Com a pandemia, Polese reforça que alguns pacientes precisam realmente ficar isolados e que o isolamento individual trás consequências que não serão muito boas em termos de sociedade.
"O isolamento por Covid-19 é muito restrito. Então a gente vem assistindo pacientes desenvolvendo surtos psicóticos, insônia e problemas depois da alta médica. Isso vai ser muito maior. Esse trauma coletivo tem que ser melhorado com a esperança de que vamos seguir com a nossa vida apesar de tudo", completou.
Com as vivências e a rotina que sofreu mudanças drásticas em decorrência da pandemia, a especialista em medicina do sono destaca que é comum que tudo isso se manifeste nos nossos sonhos de maneira mais agressiva. "É comum as pessoas se verem sonhando com episódios negativos, situações nas quais elas estão em risco... Situação de solidão. Isso é diretamente refletido no sono e sonho. Todo esse caos emocional causa muita insônia. Apesar das pessoas ficarem muito em casa, elas dormem menos e não têm um sono reparado", enfatizou.

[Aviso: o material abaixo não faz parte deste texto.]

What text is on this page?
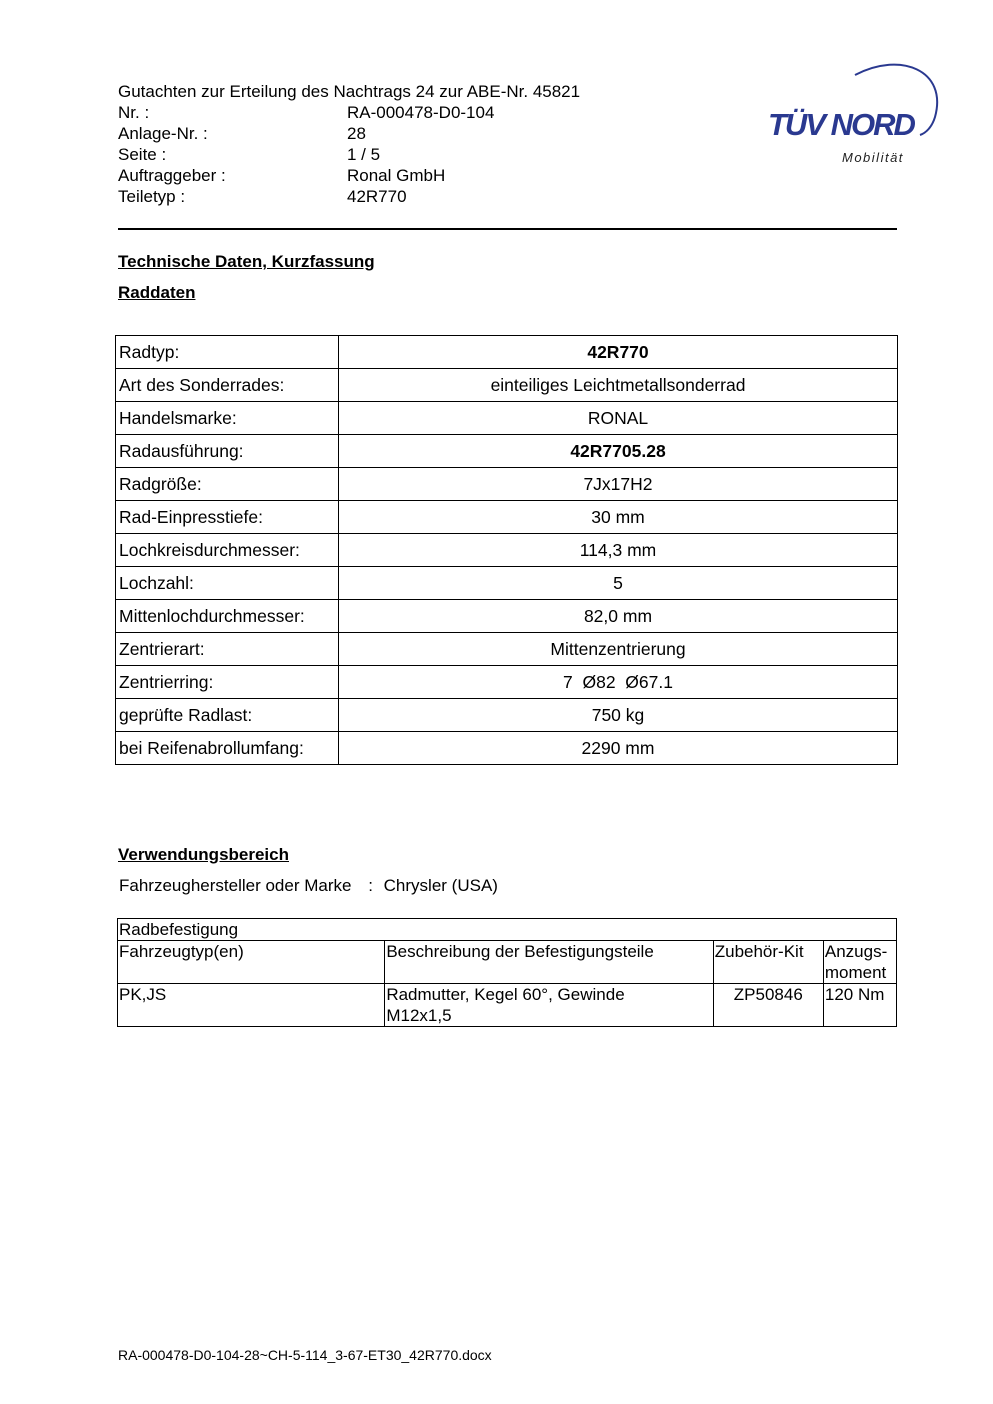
Gutachten zur Erteilung des Nachtrags 24 zur ABE-Nr. 45821
Nr. :	RA-000478-D0-104
Anlage-Nr. :	28
Seite :	1 / 5
Auftraggeber :	Ronal GmbH
Teiletyp :	42R770
TÜV NORD
Mobilität
Technische Daten, Kurzfassung
Raddaten
Radtyp:	42R770
Art des Sonderrades:	einteiliges Leichtmetallsonderrad
Handelsmarke:	RONAL
Radausführung:	42R7705.28
Radgröße:	7Jx17H2
Rad-Einpresstiefe:	30 mm
Lochkreisdurchmesser:	114,3 mm
Lochzahl:	5
Mittenlochdurchmesser:	82,0 mm
Zentrierart:	Mittenzentrierung
Zentrierring:	7  Ø82  Ø67.1
geprüfte Radlast:	750 kg
bei Reifenabrollumfang:	2290 mm
Verwendungsbereich
Fahrzeughersteller oder Marke : Chrysler (USA)
Radbefestigung			
Fahrzeugtyp(en)	Beschreibung der Befestigungsteile	Zubehör-Kit	Anzugs-
moment

PK,JS	Radmutter, Kegel 60°, Gewinde M12x1,5	ZP50846	120 Nm
RA-000478-D0-104-28~CH-5-114_3-67-ET30_42R770.docx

Por fim, para que um pesadelo não vire neura ou fique sem respostas, Polese indica que as pessoas precisam saber entender a relação do sonho com o sentimento que ele causou, de onde ele veio, para onde ele quer ser conduzido mas destacou que isso já é função da psicanálise. "Nessa época, que estamos com tudo tumultuado, cheio de preocupações, é normal dormir e sonhar com essa carga emocional ruim. Esse tipo de sonho às vezes é repetitivo, parecido, vale a pena tentar avaliar isso melhor porque traz uma informação e um melhor encaminhamento", concluiu a profissional.